On Wed, May 13, 2026 at 1:03 AM Boris Brezillon
<[email protected]> wrote:
>
> On Tue, 12 May 2026 11:58:30 -0700
> Chia-I Wu <[email protected]> wrote:
>
> > On Tue, May 12, 2026 at 4:54 AM Boris Brezillon
> > <[email protected]> wrote:
> > >
> > > Now that panthor_irq contains the iomem region, there's no real need
> > > for the macro-based panthor_irq helper generation logic. We can just
> > > provide inline helpers that do the same and let the compiler optimize
> > > indirect function calls. The only extra annoyance is the fact we have
> > > to open-code the panthor_xxx_irq_threaded_handler() implementation, but
> > > those are single-line functions, so it's acceptable.

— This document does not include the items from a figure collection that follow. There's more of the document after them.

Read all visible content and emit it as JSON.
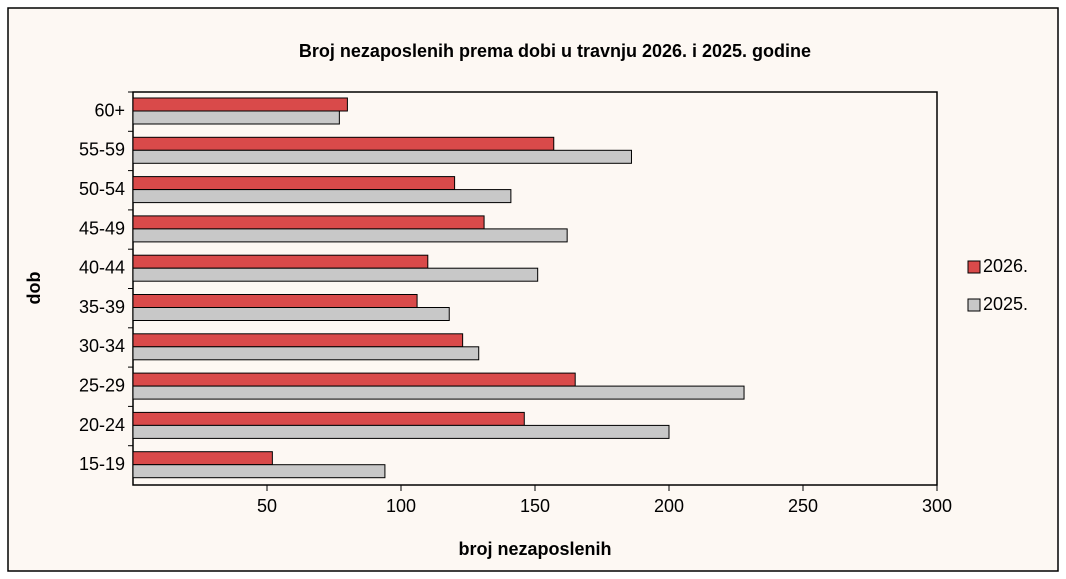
{
  "chart_data": {
    "type": "hbar",
    "title": "Broj nezaposlenih  prema dobi u travnju  2026. i 2025. godine",
    "xlabel": "broj nezaposlenih",
    "ylabel": "dob",
    "categories": [
      "15-19",
      "20-24",
      "25-29",
      "30-34",
      "35-39",
      "40-44",
      "45-49",
      "50-54",
      "55-59",
      "60+"
    ],
    "series": [
      {
        "name": "2026.",
        "color": "#d94a4a",
        "values": [
          52,
          146,
          165,
          123,
          106,
          110,
          131,
          120,
          157,
          80
        ]
      },
      {
        "name": "2025.",
        "color": "#c8c8c8",
        "values": [
          94,
          200,
          228,
          129,
          118,
          151,
          162,
          141,
          186,
          77
        ]
      }
    ],
    "xlim": [
      0,
      300
    ],
    "xticks": [
      50,
      100,
      150,
      200,
      250,
      300
    ],
    "legend": "right"
  }
}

> > We might want to __always_inline panthor_irq_default_threaded_handler.
>
> Yep, I can flag it __always_inline, but I'd be surprised if the
> compiler wasn't always inlining anyway, unless you use more exotic
> optimization options, like -Os (not even sure that would be the case
> with -Os, I didn't check), at which point it becomes a user decision,
> and not inlining is probably fine.
>
> > For the rest, do we want to un-inline them?
>
> Most of them are super trivial, and I think there's benefit in having
> them inlined. Again, because it's not __always_inline, the compiler is
> still free to unline, but at least we wouldn't resort to LTO for this
> sort of inlining optimization. So I'm still tempted to keep it as
> static inline helpers defined in the header file, unless you a strong
> reason to think this is a bad idea.
No, no strong reason just that the rest are not hot enough to inline.